In the exploration of the solar system and the most extreme environments on Earth, scientists pursue the same thing: Evidence of life, and how it manages in hostile conditions.
Astrobiologists study microbes living locked in polar ice, and those living in sulphurous steam vents in the deep ocean. And one day, they may focus on the "megabreccia" in the Holden Crater on Mars.
There, scientists studying images from the Mars Reconnaissance Orbiter have seen evidence of an ancient, long-lived calm lake that is among the most likely have witnessed the spark of life.
"Holden crater has some of the best-exposed lake deposits and ancient megabreccia known on Mars. Both contain minerals that formed in the presence of water and mark potentially habitable environments," said HiRISE's principal investigator, professor Alfred McEwen of the University of Arizona's Lunar and Planetary Laboratory. (It is the University's High Resolution Imaging Experiment camera HiRISE that captured the images.) "This would be an excellent place to send a rover or sample-return mission to make major advances in understanding if Mars supported life."
Here's how the University described the crater:
Holden crater is an impact crater that formed within an older, multi-ringed impact basin called Holden basin. Before an impact created Holden crater, large channels crossed and deposited sediments in Holden basin.
Blocks as big as 50 meters across were blasted from Holden basin when Holden crater formed, then fell chaotically back to the surface and eventually formed "megabreccia," a conglomeration of large, broken boulders mixed with smaller particles.

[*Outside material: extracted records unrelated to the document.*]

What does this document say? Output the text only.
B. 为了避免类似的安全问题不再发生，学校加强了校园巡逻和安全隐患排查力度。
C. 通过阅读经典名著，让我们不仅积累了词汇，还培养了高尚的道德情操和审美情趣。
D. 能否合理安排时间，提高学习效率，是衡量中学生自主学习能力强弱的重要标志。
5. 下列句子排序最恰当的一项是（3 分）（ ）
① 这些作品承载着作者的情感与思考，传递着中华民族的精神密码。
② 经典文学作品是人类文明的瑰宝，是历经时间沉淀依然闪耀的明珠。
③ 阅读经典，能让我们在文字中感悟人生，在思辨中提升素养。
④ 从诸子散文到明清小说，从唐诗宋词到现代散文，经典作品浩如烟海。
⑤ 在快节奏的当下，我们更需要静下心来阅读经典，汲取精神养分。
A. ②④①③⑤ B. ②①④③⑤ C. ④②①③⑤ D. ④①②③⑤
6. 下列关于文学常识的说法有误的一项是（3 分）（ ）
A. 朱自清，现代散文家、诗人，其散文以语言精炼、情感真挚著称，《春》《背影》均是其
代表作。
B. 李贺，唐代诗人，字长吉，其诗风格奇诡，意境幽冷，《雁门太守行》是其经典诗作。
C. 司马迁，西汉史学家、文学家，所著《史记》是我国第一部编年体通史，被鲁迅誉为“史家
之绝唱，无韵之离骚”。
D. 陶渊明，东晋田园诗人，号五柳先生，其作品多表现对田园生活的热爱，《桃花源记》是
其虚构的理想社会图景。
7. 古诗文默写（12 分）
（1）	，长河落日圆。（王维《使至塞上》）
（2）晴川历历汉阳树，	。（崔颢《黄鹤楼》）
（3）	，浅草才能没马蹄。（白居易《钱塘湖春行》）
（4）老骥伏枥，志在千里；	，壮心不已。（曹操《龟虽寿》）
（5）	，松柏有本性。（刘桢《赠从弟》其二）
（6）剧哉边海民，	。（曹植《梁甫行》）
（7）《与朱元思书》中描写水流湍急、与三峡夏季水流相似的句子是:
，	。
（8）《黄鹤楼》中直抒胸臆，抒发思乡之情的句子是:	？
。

HiRISE images show megabreccia outcrops in Holden crater walls. This megabreccia may be some of the oldest deposits exposed on the surface of Mars.
At least 5%, by weight, of the fine sediments in the layer on top of the megabreccia consists of clay, according to another instrument on the Mars Reconnaissance Orbiter, the Compact Reconnaissance Imaging Spectrometer for Mars, or CRISM.
And even the clay-containing layers aren't all that's icing the cake. Topping the clay layers that formed in the placid Holden crater lake are layers of great boulder-filled debris unleashed later, when water breached Holden crater rim, creating a torrential flood that eroded the older lake sediments.
The clay-rich layers would have remained buried from view, except for that great piece of luck, the fact that Holden crater rim could no longer withstand the force of an estimated 4,000 cubic kilometers of water dammed behind it. The body of water would have been larger than Lake Huron.
The first, prolonged watery episode at Holden crater that settled out the fine-grain sediments probably lasted at least thousands of years. By contrast, the second lake, formed when the crater rim was breached, may have lasted only hundreds of years, not long at all. The megabreccia excavated when Holden crater formed is the first found on Mars.
The observations suggest that the clays originally could have formed before the impact created Holden crater in the older Holden basin. Many of the blocks in the megabreccia appear to erode more easily than the surrounding crater wall material. These blocks could be chunks of Holden basin sediments that predate the impact crater.
Holden crater is one of six remaining landing site candidates for NASA's Mars Science Laboratory, a mission scheduled for launch next year.
So far, most evidence for sustained wet conditions on Mars is limited to the planet's earliest history, the HiRISE scientists say. While water certainly flowed over the planet later in its history, it may have flowed only in short-lived, or catastrophic events.